Monday, January 28, 2008

Clinton nausea

Maggie says:
I've had a knot in my stomach about the Clintons for the last couple of weeks. Hillary's win in Nevada made me realize it existed at that size, she and Bill's tactics on the campaign trail made it grow even bigger, happening upon the Clinton years with Howard Zinn in the car hardened it, and my queasy state every time I see one of them on camera lately only confirms what I've been suspecting all along: I have major Clinton nausea.

I can barely talk about them right now. (Ask Trevor, who innocently tried to start a Clinton conversation while we were grocery shopping the other night.) I can barely write about them here, and certainly don't have the wherewithal to construct a solid "why not" piece. What's changed for me is Bill's sudden front-and-center status in the campaign. Before, I was better able to isolate Hillary and try to support her as a woman, even though I've never been planning on voting for her in a primary. But now, Bill's right there in everyone's faces, and I can't separate them at all, and so it becomes both of them running in my head, which changes the game for me.

Here's what I don't want in the general election:

  • A campaign that's tougher than it should be. This election should be a home run given the disastrous Bush ratings. Why don't we put up a candidate who won't provoke such visceral reactions from folks? Do I really want to spend yet another Election Night tearing my hair out and waking up with the worst "Oh my God, is it true?" feeling possible? No. I'd like to smile on Election Night. I'd like to wake up smiling. Dammit, we deserve to smile. There's too much at stake, and this one is ours to win, and I don't want to go through another election from hell.
  • The '90s. Let's talk now, 2008. I don't to hear about Clinton scandals. I don't want to recall bit players and old dramas. I just don't. I want to move forward, into a new era of policymaking and into a new way of thinking. To me, that's fundamentally impossible with the Clintons.
Here's what I want from the next president:
  • Real positions. I want someone with a clear ideology who will be elected on those ideas and will govern by those ideas. I want no part of the Clintons' politicking-by-polling. I don't want pandering to the right that takes zero risk and gives the other side what they want as a starting point. I don't want a selling-out of liberal ideals and the gall to proclaim it was the best we could get, that our values are still represented. At this point we cannot risk any more madness - I don't buy the argument that we have nothing to worry about because of a Democratic Congress. If that's the case, then I really want someone who'll fight the right fights and enact the best policy possible. That is never going to happen within the politics of triangulation.

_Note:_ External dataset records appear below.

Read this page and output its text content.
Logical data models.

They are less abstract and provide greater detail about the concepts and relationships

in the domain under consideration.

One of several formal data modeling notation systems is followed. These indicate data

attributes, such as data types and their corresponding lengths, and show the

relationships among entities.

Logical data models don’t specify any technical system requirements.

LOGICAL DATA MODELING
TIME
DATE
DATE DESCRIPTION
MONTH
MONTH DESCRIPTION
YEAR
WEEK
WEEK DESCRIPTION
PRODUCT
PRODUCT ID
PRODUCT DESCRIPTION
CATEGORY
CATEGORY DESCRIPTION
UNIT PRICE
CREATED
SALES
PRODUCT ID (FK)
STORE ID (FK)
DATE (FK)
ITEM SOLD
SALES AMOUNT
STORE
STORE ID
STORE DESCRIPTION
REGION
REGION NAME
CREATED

When I think about some of the policies that came out of the Clinton White House, I want to strangle someone. I want no part of that in the future.
  • Hope. Yes, this is cheesy. But I mean it. How can we carry forward a political legacy of change if we continue to drag our feet with bygone politics and outdated ways of thinking? I want freshness, and I want to move forward. That is absolutely impossible with these two in the White House again.
For the record, I'm not saying that Barack Obama has the answers, either. His rhetoric is beautiful, but his positioning is vague. He represents many of the same corporate interests that the Clintons do. I'd still be voting for John Edwards if I were a Super Tuesday voter. (Although if state polling showed Clinton might win, maybe I'd go Obama after all, I don't know...) But given the choice between Obama and Clinton, that choice has become strikingly clear over the last couple of weeks. At this point, I'd rather vote for a hopeful lack of specifics than a depressing rehash of progressive selling-out.

For better, less heated thinking:
  • Frank Rich's Sunday NY Times piece NAILED the case against the Clintons. "The Billary Road to Republican Victory" lays out why both Clintons are back in play now, and how disastrous that would be in the general election, especially if McCain is the candidate. "Any Democrat who seriously thinks that Bill will fade away if Hillary wins the nomination — let alone that the Clintons will escape being fully vetted — is a Democrat who, as the man said, believes in fairy tales."
  • Salon revisits the context of Toni Morrison's original reference to Clinton as the nation's "first black president." Morrison, who endorsed Obama today (as did Ted Kennedy), wasn't being celebratory in the piece where she wrote that phrase... she was talking about Ken Starr and the "guilty until proven innocent" mindset of the times. Says Salon: "'Black' isn't a cute moniker, a stylish accoutrement, nor a 'down-home' way of speaking. An actual black man now stands before the nation, making the case for why he thinks he is the best choice for president."